Beneath this complex of events, there lies a much less tangible complex of sentiments. The dominant sentiment is fear. The causes of this are very hard to pinpoint. Some blame the sensationalism of the media, others point to a growing awareness of the real meaning of a multicultural society. Some see crime statistics as a manifestation of societal decline, while others turn their gaze to sliding share prices and the sharp practices of corporate managers and consultants.

 

The explanations are legion. A whole cavalcade of arguments for the widespread feeling that society is falling apart marches past us daily. Vague though the causes may be, the consequences are highly concrete – for example, the interest in comprehensive, omnipresent security measures. Where life is threatened, measures will be taken. It’s as simple as that.

 

Which brings us back to architecture again, indeed to one of its core tasks. The strange thing, though, is that hardly any attention has been paid to this rapidly developing dimension of the architectural task.
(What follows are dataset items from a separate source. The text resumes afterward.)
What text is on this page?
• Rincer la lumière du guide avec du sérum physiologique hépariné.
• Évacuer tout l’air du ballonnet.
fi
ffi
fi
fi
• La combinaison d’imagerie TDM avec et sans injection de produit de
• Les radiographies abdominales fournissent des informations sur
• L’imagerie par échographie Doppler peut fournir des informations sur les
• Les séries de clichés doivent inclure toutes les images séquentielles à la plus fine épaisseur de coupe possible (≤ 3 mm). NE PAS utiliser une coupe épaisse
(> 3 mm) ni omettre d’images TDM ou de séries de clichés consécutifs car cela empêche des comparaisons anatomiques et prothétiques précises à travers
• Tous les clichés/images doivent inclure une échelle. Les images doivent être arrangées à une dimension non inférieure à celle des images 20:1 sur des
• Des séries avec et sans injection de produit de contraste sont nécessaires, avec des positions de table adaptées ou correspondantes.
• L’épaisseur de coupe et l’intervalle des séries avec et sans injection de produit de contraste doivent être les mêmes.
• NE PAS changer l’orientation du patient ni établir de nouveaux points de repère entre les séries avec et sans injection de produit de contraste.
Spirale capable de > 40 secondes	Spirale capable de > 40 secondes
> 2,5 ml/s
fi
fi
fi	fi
For most building designs, security is an add-on provided by specialists, not an essence of the design itself. Security measures for public and private domains are not in the hands of designers. And the bizarre fact is that, at the very moment the architectural discourse is ready to embrace ‘shopping’, a building task long viewed with disdain because it concerns not a creative activity but a consumptive one, the task of supplying security seems to be passing architecture by.

 

Could it really be that when all the cities, streets, houses and main roads have been fortified, someone will publish a book in which architecture boldly waves adieu to its Modernist principles of openness, clarity and transparency, and a cry goes up for thick walls, small windows, and interior access through corridors and lobbies? At long last, a new job for real architects! What is architecture about, after all, if not about erecting sturdy boundaries? Rather than waiting to be overtaken by events, Archis set out to explore this new task.